El Caribe nica, pobre, extenso y poco accesible, ofrece una característica más que hace que sea suculento para los narcotraficantes. Está armado. Si bien en el Pacífico y el centro del país hubo procesos de desarme, en toda la Región Autónoma del Caribe, sur y norte, no hubo nada de eso. Durante la guerra civil nicaragüense y aún años después, desde aquí operaron dos grandes grupos de la Contra que se oponían a la revolución, unificados en el Frente Indígena. Los FAL y AK-47, armas que escupieron la muerte en las guerras centroamericanas, con los que dispararon los habitantes de Walpasiksa no vinieron en lancha desde Colombia. Estaban aquí desde la década de los ochenta.
Durante al menos dos años antes de la balacera, Walpasiksa fue territorio de colombianos vinculados al Cártel de Cali. Según la Fiscalía nicaragüense, los indígenas actuaban bajo las órdenes de Amauri Paudd, un colombiano de 45 años radicado como empresario en Managua, conocido como AC, y buscado por la Interpol por no presentarse al juicio al igual que otros 18 miskitos acusados por la balacera de Walpasiksa. Se le acusa también de ser uno de los principales responsables de haber organizado a las comunidades del Caribe nica como base de apoyo para el traslado de la cocaína.

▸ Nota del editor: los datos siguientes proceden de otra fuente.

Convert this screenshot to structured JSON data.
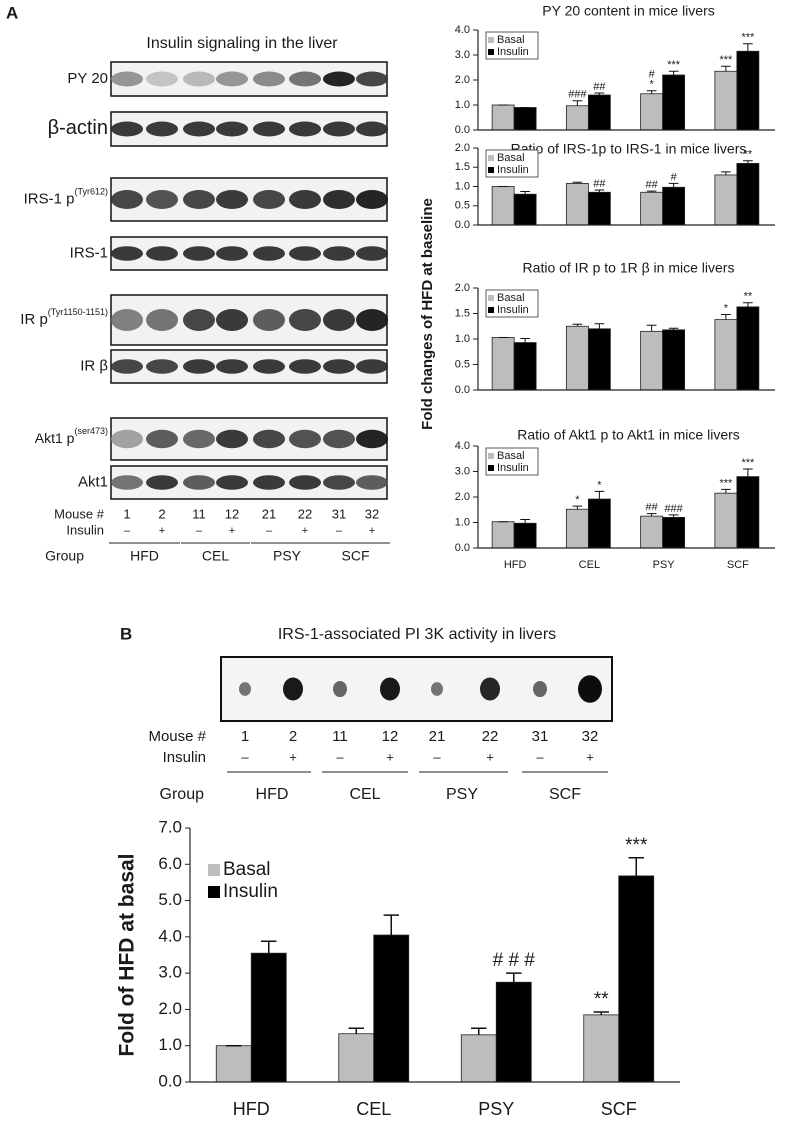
{
  "panel_a": {
    "letter": "A",
    "blot_title": "Insulin signaling  in the liver",
    "rows": [
      {
        "label": "PY 20"
      },
      {
        "label": "β-actin"
      },
      {
        "label": "IRS-1 p",
        "sup": "(Tyr612)"
      },
      {
        "label": "IRS-1"
      },
      {
        "label": "IR p",
        "sup": "(Tyr1150-1151)"
      },
      {
        "label": "IR β"
      },
      {
        "label": "Akt1 p",
        "sup": "(ser473)"
      },
      {
        "label": "Akt1"
      }
    ],
    "mouse_label": "Mouse #",
    "mice": [
      "1",
      "2",
      "11",
      "12",
      "21",
      "22",
      "31",
      "32"
    ],
    "insulin_label": "Insulin",
    "insulin": [
      "–",
      "+",
      "–",
      "+",
      "–",
      "+",
      "–",
      "+"
    ],
    "group_label": "Group",
    "groups": [
      "HFD",
      "CEL",
      "PSY",
      "SCF"
    ],
    "ylabel": "Fold changes of HFD at baseline"
  },
  "panel_b": {
    "letter": "B",
    "blot_title": "IRS-1-associated PI 3K activity in livers",
    "mouse_label": "Mouse #",
    "mice": [
      "1",
      "2",
      "11",
      "12",
      "21",
      "22",
      "31",
      "32"
    ],
    "insulin_label": "Insulin",
    "insulin": [
      "–",
      "+",
      "–",
      "+",
      "–",
      "+",
      "–",
      "+"
    ],
    "group_label": "Group",
    "groups": [
      "HFD",
      "CEL",
      "PSY",
      "SCF"
    ]
  },
  "chart_data": [
    {
      "type": "bar",
      "title": "PY 20 content in mice livers",
      "ylim": [
        0,
        4
      ],
      "yticks": [
        {
          "value": 0,
          "label": "0.0"
        },
        {
          "value": 1,
          "label": "1.0"
        },
        {
          "value": 2,
          "label": "2.0"
        },
        {
          "value": 3,
          "label": "3.0"
        },
        {
          "value": 4,
          "label": "4.0"
        }
      ],
      "legend": "upper left",
      "series": [
        {
          "name": "Basal",
          "color": "#bdbdbd",
          "values": [
            1.0,
            0.97,
            1.45,
            2.35
          ],
          "errors": [
            0,
            0.2,
            0.12,
            0.2
          ],
          "marks": [
            [],
            [
              "###"
            ],
            [
              "#",
              "*"
            ],
            [
              "***"
            ]
          ]
        },
        {
          "name": "Insulin",
          "color": "#000000",
          "values": [
            0.9,
            1.4,
            2.2,
            3.15
          ],
          "errors": [
            0,
            0.08,
            0.15,
            0.3
          ],
          "marks": [
            [],
            [
              "##"
            ],
            [
              "***"
            ],
            [
              "***"
            ]
          ]
        }
      ]
    },
    {
      "type": "bar",
      "title": "Ratio of IRS-1p to IRS-1 in mice livers",
      "ylim": [
        0,
        2
      ],
      "yticks": [
        {
          "value": 0,
          "label": "0.0"
        },
        {
          "value": 0.5,
          "label": "0.5"
        },
        {
          "value": 1,
          "label": "1.0"
        },
        {
          "value": 1.5,
          "label": "1.5"
        },
        {
          "value": 2,
          "label": "2.0"
        }
      ],
      "legend": "upper left",
      "series": [
        {
          "name": "Basal",
          "color": "#bdbdbd",
          "values": [
            1.0,
            1.08,
            0.85,
            1.3
          ],
          "errors": [
            0,
            0.03,
            0.03,
            0.08
          ],
          "marks": [
            [],
            [],
            [
              "##"
            ],
            []
          ]
        },
        {
          "name": "Insulin",
          "color": "#000000",
          "values": [
            0.8,
            0.85,
            0.98,
            1.6
          ],
          "errors": [
            0.07,
            0.06,
            0.1,
            0.07
          ],
          "marks": [
            [],
            [
              "##"
            ],
            [
              "#"
            ],
            [
              "**"
            ]
          ]
        }
      ]
    },
    {
      "type": "bar",
      "title": "Ratio of IR p to 1R β in mice livers",
      "ylim": [
        0,
        2
      ],
      "yticks": [
        {
          "value": 0,
          "label": "0.0"
        },
        {
          "value": 0.5,
          "label": "0.5"
        },
        {
          "value": 1,
          "label": "1.0"
        },
        {
          "value": 1.5,
          "label": "1.5"
        },
        {
          "value": 2,
          "label": "2.0"
        }
      ],
      "legend": "upper left",
      "series": [
        {
          "name": "Basal",
          "color": "#bdbdbd",
          "values": [
            1.03,
            1.25,
            1.15,
            1.38
          ],
          "errors": [
            0,
            0.04,
            0.12,
            0.1
          ],
          "marks": [
            [],
            [],
            [],
            [
              "*"
            ]
          ]
        },
        {
          "name": "Insulin",
          "color": "#000000",
          "values": [
            0.93,
            1.2,
            1.18,
            1.63
          ],
          "errors": [
            0.08,
            0.1,
            0.03,
            0.08
          ],
          "marks": [
            [],
            [],
            [],
            [
              "**"
            ]
          ]
        }
      ]
    },
    {
      "type": "bar",
      "title": "Ratio of Akt1 p to Akt1 in mice livers",
      "categories": [
        "HFD",
        "CEL",
        "PSY",
        "SCF"
      ],
      "ylim": [
        0,
        4
      ],
      "yticks": [
        {
          "value": 0,
          "label": "0.0"
        },
        {
          "value": 1,
          "label": "1.0"
        },
        {
          "value": 2,
          "label": "2.0"
        },
        {
          "value": 3,
          "label": "3.0"
        },
        {
          "value": 4,
          "label": "4.0"
        }
      ],
      "legend": "upper left",
      "series": [
        {
          "name": "Basal",
          "color": "#bdbdbd",
          "values": [
            1.03,
            1.52,
            1.25,
            2.15
          ],
          "errors": [
            0,
            0.12,
            0.1,
            0.15
          ],
          "marks": [
            [],
            [
              "*"
            ],
            [
              "##"
            ],
            [
              "***"
            ]
          ]
        },
        {
          "name": "Insulin",
          "color": "#000000",
          "values": [
            0.97,
            1.92,
            1.2,
            2.8
          ],
          "errors": [
            0.15,
            0.3,
            0.1,
            0.3
          ],
          "marks": [
            [],
            [
              "*"
            ],
            [
              "###"
            ],
            [
              "***"
            ]
          ]
        }
      ]
    },
    {
      "type": "bar",
      "ylabel": "Fold of HFD at basal",
      "categories": [
        "HFD",
        "CEL",
        "PSY",
        "SCF"
      ],
      "ylim": [
        0,
        7
      ],
      "yticks": [
        {
          "value": 0,
          "label": "0.0"
        },
        {
          "value": 1,
          "label": "1.0"
        },
        {
          "value": 2,
          "label": "2.0"
        },
        {
          "value": 3,
          "label": "3.0"
        },
        {
          "value": 4,
          "label": "4.0"
        },
        {
          "value": 5,
          "label": "5.0"
        },
        {
          "value": 6,
          "label": "6.0"
        },
        {
          "value": 7,
          "label": "7.0"
        }
      ],
      "legend": "upper left",
      "series": [
        {
          "name": "Basal",
          "color": "#bdbdbd",
          "values": [
            1.0,
            1.33,
            1.3,
            1.85
          ],
          "errors": [
            0,
            0.15,
            0.18,
            0.08
          ],
          "marks": [
            [],
            [],
            [],
            [
              "**"
            ]
          ]
        },
        {
          "name": "Insulin",
          "color": "#000000",
          "values": [
            3.55,
            4.05,
            2.75,
            5.68
          ],
          "errors": [
            0.33,
            0.55,
            0.25,
            0.5
          ],
          "marks": [
            [],
            [],
            [
              "# # #"
            ],
            [
              "***"
            ]
          ]
        }
      ]
    }
  ]
}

—No fue tan así —discrepa Matías, para quien Paudd es un viejo conocido—. El caso es que a AC lo querían mucho. Dicen que cada vez que llegaba repartía 2 mil dólares a cada casa, fue quien puso energía eléctrica con generadores en esa zona. Por eso nos vieron como los que llegábamos a quitarles el pan de cada día. Pero no fue AC quien dijo que dispararan. Él dijo que no dispararan, que cuidaran bien el cargamento, porque también había como un millón de dólares en el helicóptero, pero quienes decidieron disparar fueron algunos pobladores. ¡Porque andaban bolos! No le hicieron caso, a él no le interesaba enfrentarse, así son las reglas aquí. Fueron unos bolos los que jodieron todo ahí.

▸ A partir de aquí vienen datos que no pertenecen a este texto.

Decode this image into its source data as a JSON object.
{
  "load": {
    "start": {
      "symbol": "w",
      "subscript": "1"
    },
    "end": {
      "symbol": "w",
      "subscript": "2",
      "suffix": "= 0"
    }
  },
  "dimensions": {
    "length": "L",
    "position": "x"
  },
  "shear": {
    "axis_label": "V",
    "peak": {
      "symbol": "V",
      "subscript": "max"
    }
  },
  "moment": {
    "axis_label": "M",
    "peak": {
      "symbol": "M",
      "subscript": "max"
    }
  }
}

Tiene lógica. Matías, sus jefes, el investigador del IEEEP y el capitán Castañeda confirman que aquí el que dispara pierde. Los policías no llegan a requisar: negocian, piden permiso, insisten en que les entreguen algo cuando saben de un alijo de cocaína. Los narcotraficantes no abren fuego contra los militares y policías, esa es la regla de este Caribe del tráfico normalizado. Prefieren dejar caer la mercancía al mar y avisar a los pobladores del lugar más cercano que vayan a traer las pacas de coca, que ellos luego la pasarán a buscar y pagarán buen dinero al acopiador que la haya reunido. Nada de vendettas como las que Los Zetas desataron en Guatemala, por ejemplo.

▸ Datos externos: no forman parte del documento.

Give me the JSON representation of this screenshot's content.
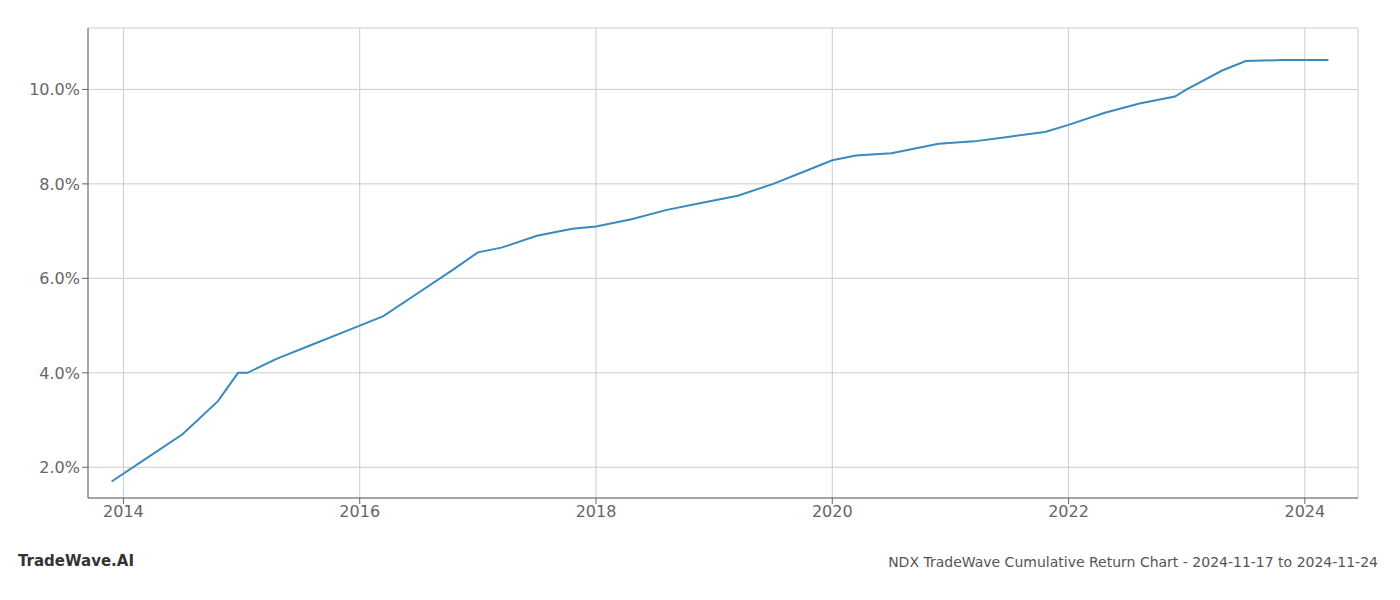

Aquí en los alrededores de Bilwi incluso los narcos no sueltan bala cuando se supone que deben hacerlo.
Sin embargo, en diferentes escalas, el narcotráfico genera violencia y corrupción, ese eslogan ya está asumido.
—Y viveza —agrega Matías, para entrar en materia y explicar otro fenómeno de este Caribe y su cocaína.
Resulta que, a veces, algunos indígenas, generalmente aquellos que en algún momento pertenecieron a las redes de los colombianos, se suben en sus lanchas, encienden sus cuatro motores de 200 caballos y salen a toda marcha, pero no cargados de cocaína, sino detrás de ella.